With only 10 Welsh starts to his name prior to departure for the Republic, Roberts travelled to South Africa as one of the less-heralded players in Ian McGeechan's squad but he soon made an impact on the world stage.
Roberts impressed against the Royal XV, Golden Lions and the Sharks before earning himself a Test place at inside centre alongside Lions legend Brian O'Driscoll.
In the first Test against the Springboks in Durban, Roberts was a constant threat. His power and physicality regularly took the Lions over the gain line, while his ability to offload in the tackle created the Lions' first try for Tom Croft.
And while the tourists lost both the first and second internationals and injury forced Roberts to miss the final Test win Johannesburg, the Cardiff Blues star finished the tour with a far greater reputation than when he was first announced as a 2009 Lions tourist. Not a bad achievement for a young man whose immediate goal had simply been to become a permanent fixture in his regional set up in the Welsh capital.

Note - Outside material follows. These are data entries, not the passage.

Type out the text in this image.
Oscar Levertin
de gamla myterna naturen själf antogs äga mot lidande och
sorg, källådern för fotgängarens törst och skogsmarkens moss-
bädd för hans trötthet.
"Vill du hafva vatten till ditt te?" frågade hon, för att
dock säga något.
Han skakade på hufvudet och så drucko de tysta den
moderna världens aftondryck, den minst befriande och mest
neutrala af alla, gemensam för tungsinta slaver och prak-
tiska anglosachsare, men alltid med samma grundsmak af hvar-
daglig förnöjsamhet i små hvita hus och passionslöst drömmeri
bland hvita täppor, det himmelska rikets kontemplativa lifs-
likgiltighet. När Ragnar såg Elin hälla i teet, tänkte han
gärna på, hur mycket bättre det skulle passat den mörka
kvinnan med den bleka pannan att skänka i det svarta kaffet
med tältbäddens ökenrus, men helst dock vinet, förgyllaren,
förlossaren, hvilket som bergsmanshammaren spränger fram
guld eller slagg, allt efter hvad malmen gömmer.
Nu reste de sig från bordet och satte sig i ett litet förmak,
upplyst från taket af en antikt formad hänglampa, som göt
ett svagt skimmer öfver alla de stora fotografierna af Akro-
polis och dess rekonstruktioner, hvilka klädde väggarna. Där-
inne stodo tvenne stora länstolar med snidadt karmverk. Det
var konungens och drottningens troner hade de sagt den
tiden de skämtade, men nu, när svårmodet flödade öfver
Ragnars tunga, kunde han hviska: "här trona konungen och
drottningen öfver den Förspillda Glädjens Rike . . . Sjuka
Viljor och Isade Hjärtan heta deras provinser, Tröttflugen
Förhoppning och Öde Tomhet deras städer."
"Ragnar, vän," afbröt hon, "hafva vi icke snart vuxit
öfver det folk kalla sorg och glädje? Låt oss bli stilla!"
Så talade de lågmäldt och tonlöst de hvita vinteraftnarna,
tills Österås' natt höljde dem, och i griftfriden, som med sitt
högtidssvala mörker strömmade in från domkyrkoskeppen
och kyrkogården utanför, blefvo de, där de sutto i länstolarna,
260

"It's been meteoric and pretty crazy, really," Roberts told Red Bulletin magazine.
"As a young player in your first couple of pro seasons, you're just hoping that you establish yourself in a club team and take it from there.
And while others have sung his praises for his stunning contribution as a Lion, Roberts takes a far more modest and understated view of the journey he took to wear that coveted red shirt.
The Welsh speaker points to lady luck and a large slice of fortune when explaining how he became Britain and Ireland's first choice No12 - an achievement that he still struggles to get his head around even now the 10-match tour is a thing of the past.
"The Lions is something you never forget," added Roberts.
"I was picked for the first tour match, against the Royal XV, and there was a plaque in the changing room before the start, listing the names of players who'd played in my position before for The Lions - Jeremy Guscott, Will Greenwood - real legends of the game. And that's when it hit home how big it is, and how much of an honour and a privilege it is.
"You need luck to get on a Lions tour in the first place, and then there's form on tour. For example, Riki Flutey was injured early on and maybe didn't get as good a chance as he wanted to.
"It's about taking a chance when you get it. That's how the big stars make their names - performing on the big stage - and hopefully I'm one step closer to that."